Be careful soaking your feet. Many foot soaks overly dry the feet; some create too much moisture between the toes. Many fine herbal foot soaks are available that can condition skin and help with aching in the feet. Be aware of too much moisture between the toes and athlete’s foot that can occur.
What can I use for dry feet?
Skin changes in the foot can be caused by CMT. Dehydration is common since those with CMT can have less natural lubrication. Fissures and cracks in the skin develop, and, often, itching can become severe. Scratching can cause breaks in the skin that may become infected. Dryness can be helped by using a good skin cream daily on every part of the foot except between the toes. For calloused or extra dry areas, use an oil like coconut, jojoba, or shea butter to moisturize the area and keep it from cracking.
CMT and Athlete’s Foot
Athlete’s Foot is a fungal infection commonly seen in people with CMT. This can affect nails as well, making them thick and painful. Many easy preventative solutions such as correct socks and OTC creams can be highly effective. However, if not treated, secondary bacterial infections that require vigorous treatment with antibiotics may develop.
Why might ulcers occur with CMT?
Ulcers can be caused by lack of blood circulating to the foot, lack of soft tissue protection, excessive callous tissue, infection, and pressure points caused by deformities. Some causes of injury and ulcers are wearing ill-fitting shoes, performing “self” surgery, applying electric heating pads or hot water bottles, and using ingrown toenail and corn remedies. If the circulatory response is adequate, most ulcers can be healed if diagnosed and treated early.
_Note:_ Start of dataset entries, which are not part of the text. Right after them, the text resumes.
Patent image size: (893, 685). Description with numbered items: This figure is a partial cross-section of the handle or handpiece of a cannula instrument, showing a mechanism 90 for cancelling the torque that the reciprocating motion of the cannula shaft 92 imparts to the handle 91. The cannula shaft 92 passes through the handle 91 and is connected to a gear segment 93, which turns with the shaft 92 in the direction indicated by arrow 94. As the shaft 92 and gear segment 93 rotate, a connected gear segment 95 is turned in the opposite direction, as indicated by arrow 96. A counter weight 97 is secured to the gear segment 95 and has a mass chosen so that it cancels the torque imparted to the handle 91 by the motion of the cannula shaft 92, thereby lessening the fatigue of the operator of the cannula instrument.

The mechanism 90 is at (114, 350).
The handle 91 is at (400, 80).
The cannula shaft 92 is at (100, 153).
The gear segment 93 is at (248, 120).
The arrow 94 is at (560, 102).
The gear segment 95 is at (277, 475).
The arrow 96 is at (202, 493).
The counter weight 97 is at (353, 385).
What socks are good for CMT feet?
Change your socks at least once a day and minimize cotton and nylon in them. Look instead for wicking fibers that also provide cushioning to the soles of the feet. Inspect your socks daily for stains, blood, or other drainage which would indicate an open sore that you may not realize you have because you cannot feel it.
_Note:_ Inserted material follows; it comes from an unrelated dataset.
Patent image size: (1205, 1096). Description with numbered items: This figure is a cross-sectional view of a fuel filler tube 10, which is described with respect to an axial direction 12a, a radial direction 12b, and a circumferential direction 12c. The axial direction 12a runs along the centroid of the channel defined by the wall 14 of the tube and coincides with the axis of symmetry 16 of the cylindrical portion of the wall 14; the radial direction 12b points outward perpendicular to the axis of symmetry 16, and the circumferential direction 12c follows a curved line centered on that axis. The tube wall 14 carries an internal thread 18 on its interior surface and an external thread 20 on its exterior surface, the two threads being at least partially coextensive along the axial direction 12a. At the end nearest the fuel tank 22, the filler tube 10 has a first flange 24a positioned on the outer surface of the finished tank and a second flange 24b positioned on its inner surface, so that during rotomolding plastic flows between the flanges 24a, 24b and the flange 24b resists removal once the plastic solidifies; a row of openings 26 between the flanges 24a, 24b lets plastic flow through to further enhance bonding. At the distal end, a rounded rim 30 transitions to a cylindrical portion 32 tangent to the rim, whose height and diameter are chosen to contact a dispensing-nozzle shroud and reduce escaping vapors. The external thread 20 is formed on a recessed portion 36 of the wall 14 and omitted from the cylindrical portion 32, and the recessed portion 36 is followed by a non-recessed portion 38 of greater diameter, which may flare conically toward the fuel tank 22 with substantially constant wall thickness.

Unless the person has Hereditary Neuropathy with liability to Pressure Palsies (HNPP), which is typically caused by a deletion of PMP22, wearing compression stockings should not be a problem. The nerves are not more sensitive to compression for most kinds of CMT.
Be aware that the tops of some socks can act as a tourniquet around your calf or ankle; if your legs swell, ask your podiatrist for a recommendation for a support hose. Always avoid wearing anything tight around your legs or ankles that may in any way reduce or cut off the blood supply to your feet.
CMT and Toenails
Keep your toenails trimmed. If you have reduced feeling, nerve problems or circulation problems, it is recommended that you coordinate with your podiatrist’s office to get a trained technician to trim your nails. This will help reduce the risk of cutting yourself, preventing a potential infection and many other problems.
Ingrown toenails press on the surrounding skin, and if a person doesn’t have adequate sensation to feel the pressure, an infection can quickly develop. To treat the problem, a podiatric surgeon will drain the infection to relieve the pressure, prescribe an antibiotic, and recommend special home care to help the infection heal. A permanent surgical procedure can be done in the office to prevent reoccurrence.
What should I do if I notice corns or calluses?
Corns and calluses are signs of excess pressure and should be evaluated and treated by your podiatric specialist.
Foot surgery and CMT
Deformities are very common in the ankles and feet of those with CMT because of progressive muscular weaknesses, causing imbalance of opposing muscle groups. Either surgical realignment or bracing with orthoses can work well. Surgery has become much more common and effective when performed by a qualified foot and ankle surgeon. From straightening toes to lowering the arch and realigning the ankle joint, new techniques have greatly improved many patients’ mobility and agility. To treat the tripping commonly experienced from a foot drop deformity, carbon fiber lightweight braces fit into most shoes and are easy to fit around the calf. Surgical transfer of muscles to help stabilize drop foot is an effective procedure. Physical therapy is commonly prescribed to help develop a Home Exercise Program and speed up healing after surgery.